The present disclosure is described in detail in the following embodiments, but it does not mean any adverse limitation to the invention. The compounds of the present disclosure can be prepared by a variety of synthesis methods familiar to those skilled in the art, including the specific embodiments listed below, the embodiments formed by combining them with other chemical synthesis methods of the compounds, and the equal replacement methods familiar to those skilled in the art. The preferred embodiments include but are not limited to the embodiments of the present disclosure. It will be apparent to those skilled in the art to make various changes and improvements to the specific embodiments of the present disclosure without departing from the spirit and scope of the present disclosure.

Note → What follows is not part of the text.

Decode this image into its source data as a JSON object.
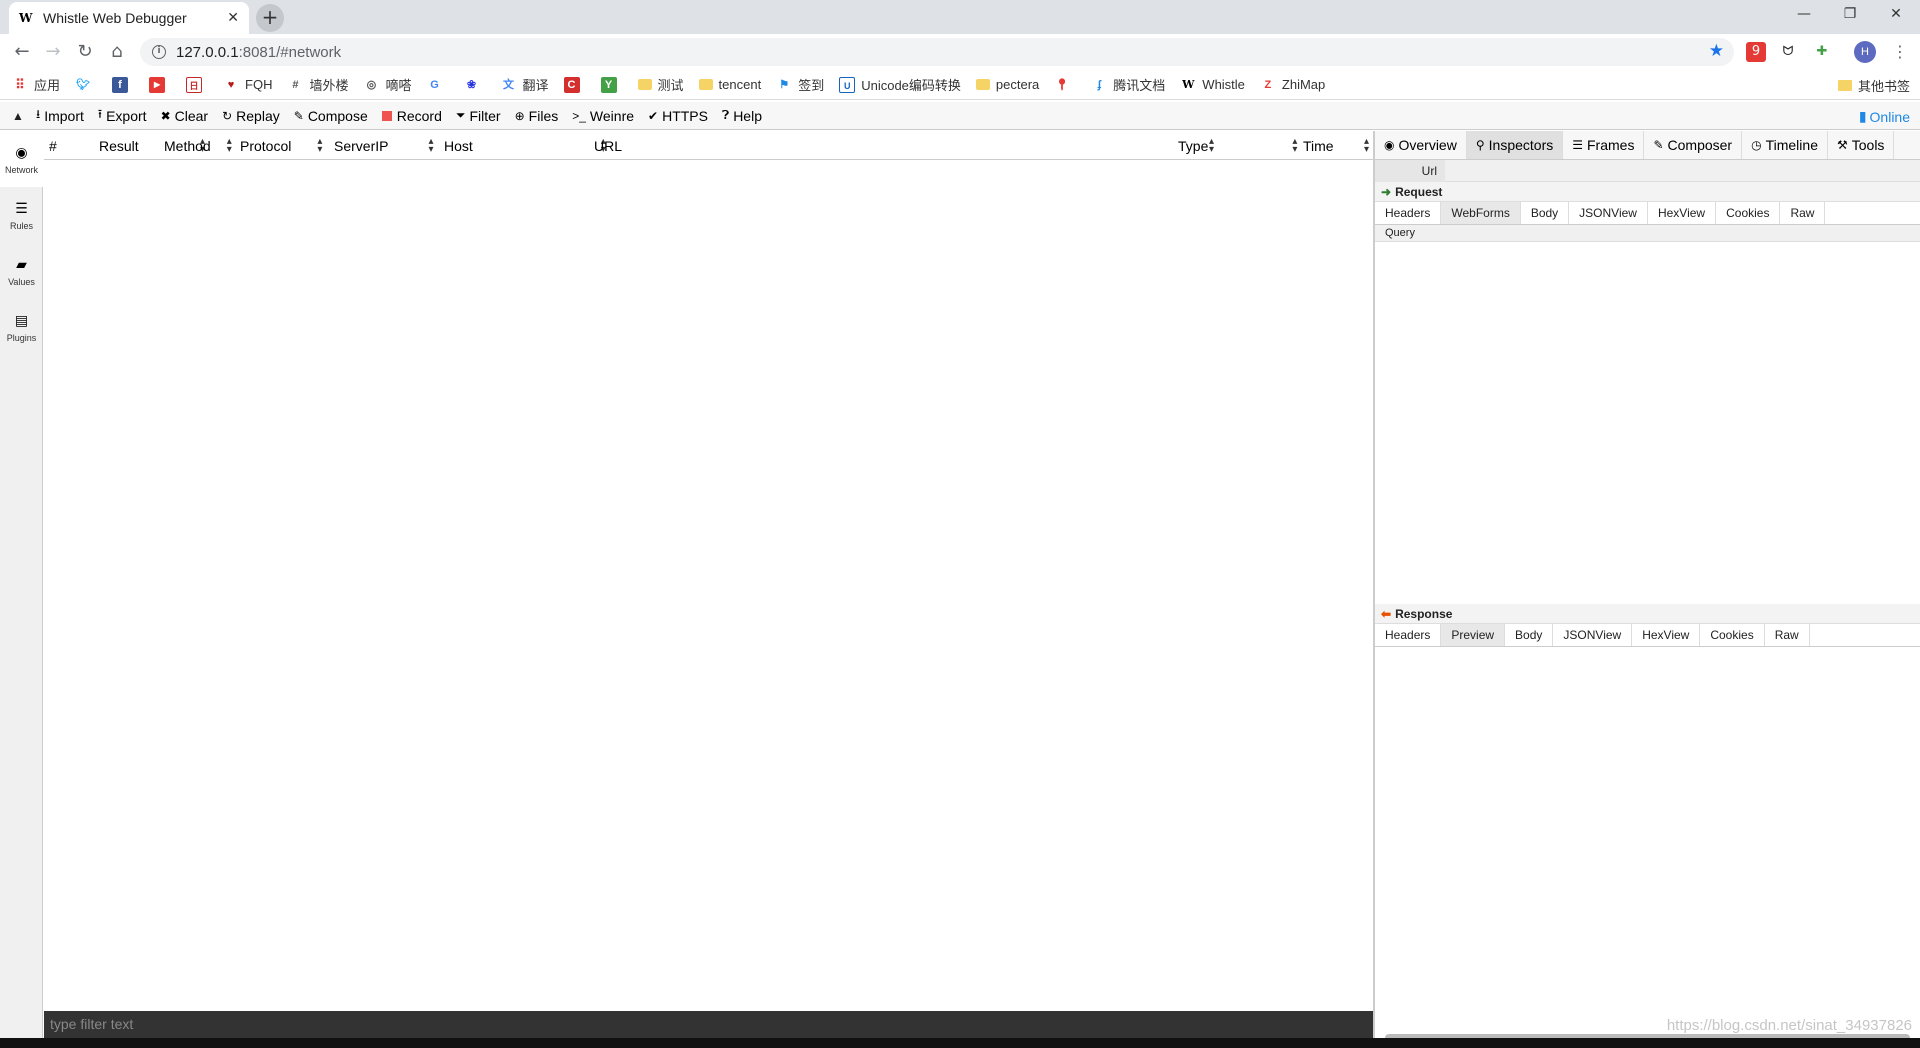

Compound A-1 (1.00 kg, 6.85 mol, 1 eq) was dissolved in methanol (4 L), Boc anhydride (1.63 kg, 7.46 mol, 1.71 L, 1.09 eq) was slowly added dropwise at 20° C. Potassium carbonate (1.09 kg, 7.88 mol, 1.15 eq) was dissolved in water (2 L), slowly added dropwise to the reaction system and stirred at 20˜30° C. for 1 hours. The reaction solution was added with ethyl acetate (8 L) for extraction twice, and the organic phases were combined and concentrated under reduced pressure. The residue was added with ethyl acetate (15 L), washed with water (10 L) once, dried over anhydrous sodium sulfate, filtered, and concentrated under vacuum to obtain Compound A-2. 1H NMR (400 MHZ, CDCl3) δ=5.01 (br s, 1H), 3.93 (br s, 1H), 3.65-3.50 (m, 2H), 3.44 (br d, J=14.0 Hz, 1H), 3.33-3.19 (m, 1H), 1.46 (d, J=1.9 Hz, 9H).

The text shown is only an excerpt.